Clone Wars, Republic Commando, Pod Racer. None of the redeeming qualities of the PT can be found within the movies themselves.The prequels gave us The Clone Wars. Worth it for that alone.
*insert Padme and Anakin rolling on the grass gif*
The prequels hate is justified.
Not this shit again. The TFA backlash is anchored firmly in the realm of delusion. There simply isn't a decent case to be made that it's a bad film.Good is a bit of a stretch even if it was better than the prequels.
Looks fun.
But I don't understand people who think the Ring Theory somehow makes the prequels brilliant.
Honest question: how doesn't it? If the Ring Theory is true and George Lucas intended for the series to be cyclical in its themes, how does that not redeem many what many people saw as flaws in the narrative?
Honest question: how doesn't it? If the Ring Theory is true and George Lucas intended for the series to be cyclical in its themes, how does that not redeem many what many people saw as flaws in the narrative?
The greatest narrative ever in the world couldn't make Anakin and Padme likeable. Are the audience going to root for them because of the thematic symmetry? Anakin is a horrible monster who deserved to burn to death and Padme a complete moron who married him after he admitted to a murder spree.

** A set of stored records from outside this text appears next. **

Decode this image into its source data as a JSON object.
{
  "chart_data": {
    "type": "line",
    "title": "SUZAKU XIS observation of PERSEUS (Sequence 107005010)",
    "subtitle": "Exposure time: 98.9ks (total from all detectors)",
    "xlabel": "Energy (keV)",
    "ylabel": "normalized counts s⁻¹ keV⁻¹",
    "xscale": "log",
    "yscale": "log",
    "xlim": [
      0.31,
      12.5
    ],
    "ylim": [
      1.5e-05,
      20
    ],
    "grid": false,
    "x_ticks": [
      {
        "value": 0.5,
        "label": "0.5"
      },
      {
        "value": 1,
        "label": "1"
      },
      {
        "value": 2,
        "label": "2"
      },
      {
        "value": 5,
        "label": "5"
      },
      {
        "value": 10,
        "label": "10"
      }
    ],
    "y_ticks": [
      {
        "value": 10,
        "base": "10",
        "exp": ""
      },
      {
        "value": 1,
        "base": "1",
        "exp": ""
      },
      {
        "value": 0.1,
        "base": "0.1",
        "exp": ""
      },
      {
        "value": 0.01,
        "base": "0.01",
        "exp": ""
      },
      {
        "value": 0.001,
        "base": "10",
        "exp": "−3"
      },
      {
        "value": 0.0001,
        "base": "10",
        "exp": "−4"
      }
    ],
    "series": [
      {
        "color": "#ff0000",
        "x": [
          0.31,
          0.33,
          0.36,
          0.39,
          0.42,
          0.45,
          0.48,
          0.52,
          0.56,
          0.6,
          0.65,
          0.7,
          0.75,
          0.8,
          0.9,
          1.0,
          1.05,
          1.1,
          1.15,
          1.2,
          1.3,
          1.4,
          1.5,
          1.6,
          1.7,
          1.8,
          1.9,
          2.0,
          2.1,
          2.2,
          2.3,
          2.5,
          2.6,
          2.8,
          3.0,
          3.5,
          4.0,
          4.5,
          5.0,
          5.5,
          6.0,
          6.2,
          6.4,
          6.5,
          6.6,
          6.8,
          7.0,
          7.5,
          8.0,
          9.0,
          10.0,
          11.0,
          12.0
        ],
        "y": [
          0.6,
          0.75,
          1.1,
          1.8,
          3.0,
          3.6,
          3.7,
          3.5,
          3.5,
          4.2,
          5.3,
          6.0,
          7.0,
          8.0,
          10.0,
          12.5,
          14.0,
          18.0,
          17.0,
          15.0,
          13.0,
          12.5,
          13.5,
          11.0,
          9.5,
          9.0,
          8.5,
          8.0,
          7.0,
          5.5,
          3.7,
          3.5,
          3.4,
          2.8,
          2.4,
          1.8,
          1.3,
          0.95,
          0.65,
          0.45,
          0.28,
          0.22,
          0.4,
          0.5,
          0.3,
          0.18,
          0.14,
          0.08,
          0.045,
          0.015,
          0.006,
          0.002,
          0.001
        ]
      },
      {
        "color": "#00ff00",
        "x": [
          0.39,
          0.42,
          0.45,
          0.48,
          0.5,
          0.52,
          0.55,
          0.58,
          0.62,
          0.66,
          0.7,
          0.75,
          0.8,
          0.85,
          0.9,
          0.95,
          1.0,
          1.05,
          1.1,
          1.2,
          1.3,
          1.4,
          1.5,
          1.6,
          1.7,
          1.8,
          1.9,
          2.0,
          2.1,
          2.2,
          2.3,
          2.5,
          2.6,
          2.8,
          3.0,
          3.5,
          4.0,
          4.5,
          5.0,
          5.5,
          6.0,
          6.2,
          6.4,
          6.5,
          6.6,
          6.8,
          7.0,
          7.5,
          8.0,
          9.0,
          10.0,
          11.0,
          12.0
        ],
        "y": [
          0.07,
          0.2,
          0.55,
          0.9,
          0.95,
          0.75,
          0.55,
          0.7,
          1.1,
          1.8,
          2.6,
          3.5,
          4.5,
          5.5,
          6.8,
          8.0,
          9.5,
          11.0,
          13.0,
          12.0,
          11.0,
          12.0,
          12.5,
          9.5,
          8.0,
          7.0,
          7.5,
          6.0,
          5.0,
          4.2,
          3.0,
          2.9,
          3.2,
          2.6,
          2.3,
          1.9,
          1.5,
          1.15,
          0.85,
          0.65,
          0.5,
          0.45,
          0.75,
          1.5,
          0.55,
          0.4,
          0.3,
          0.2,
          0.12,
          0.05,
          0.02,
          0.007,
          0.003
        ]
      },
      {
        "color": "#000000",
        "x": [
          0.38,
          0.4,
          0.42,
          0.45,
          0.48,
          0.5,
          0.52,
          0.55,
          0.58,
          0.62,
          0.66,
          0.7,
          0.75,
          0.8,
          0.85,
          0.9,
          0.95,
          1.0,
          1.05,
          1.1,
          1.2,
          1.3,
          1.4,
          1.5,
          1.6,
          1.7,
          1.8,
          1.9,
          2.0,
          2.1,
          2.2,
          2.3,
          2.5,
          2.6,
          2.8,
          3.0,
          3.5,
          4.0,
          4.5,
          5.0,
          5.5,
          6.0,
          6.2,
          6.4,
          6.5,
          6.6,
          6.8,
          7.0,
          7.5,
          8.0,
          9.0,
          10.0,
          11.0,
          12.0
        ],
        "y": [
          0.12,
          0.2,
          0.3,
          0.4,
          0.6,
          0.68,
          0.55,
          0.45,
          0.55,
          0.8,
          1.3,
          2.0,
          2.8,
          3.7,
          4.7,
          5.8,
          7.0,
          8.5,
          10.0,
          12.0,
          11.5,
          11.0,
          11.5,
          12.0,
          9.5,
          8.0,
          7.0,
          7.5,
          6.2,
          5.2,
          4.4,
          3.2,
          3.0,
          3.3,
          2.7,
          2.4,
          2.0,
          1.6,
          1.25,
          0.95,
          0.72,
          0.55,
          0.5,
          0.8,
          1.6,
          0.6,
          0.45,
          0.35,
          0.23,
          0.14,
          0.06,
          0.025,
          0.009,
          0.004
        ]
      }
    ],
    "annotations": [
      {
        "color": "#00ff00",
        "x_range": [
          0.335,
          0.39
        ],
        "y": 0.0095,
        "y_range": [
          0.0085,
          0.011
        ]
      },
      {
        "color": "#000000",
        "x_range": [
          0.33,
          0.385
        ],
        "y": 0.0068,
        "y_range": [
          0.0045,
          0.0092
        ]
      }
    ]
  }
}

Narrative can't fix those characters, nor can it make interesting the many boring scenes where people stand still and drone on about politics.
What did the kids do? Were the women raping his mom too? Was everyone in on the raping thing, or was it just one scumbag Tusken Raider who kept her in his hut as a secret?Not to take away from your other points, but Anakin didn't just go on any killing spree, he went on a killing spree of bloodthirsty savages that were starving, torturing, and raping his mother.
What does it fix?
Its characters are still emotionally stunted charmless twats, the dialogue is still fucking boring nonsense, the romance still plays like a the creepy fantasy of someone who doesn't know what human interaction is, Darth Vader's choice at the end of RotJ is still turned into some pre-destined bullshit that makes him out to be Space Jesus, and the gungans still exist.
What is possibly fixed by some fucking fan theory?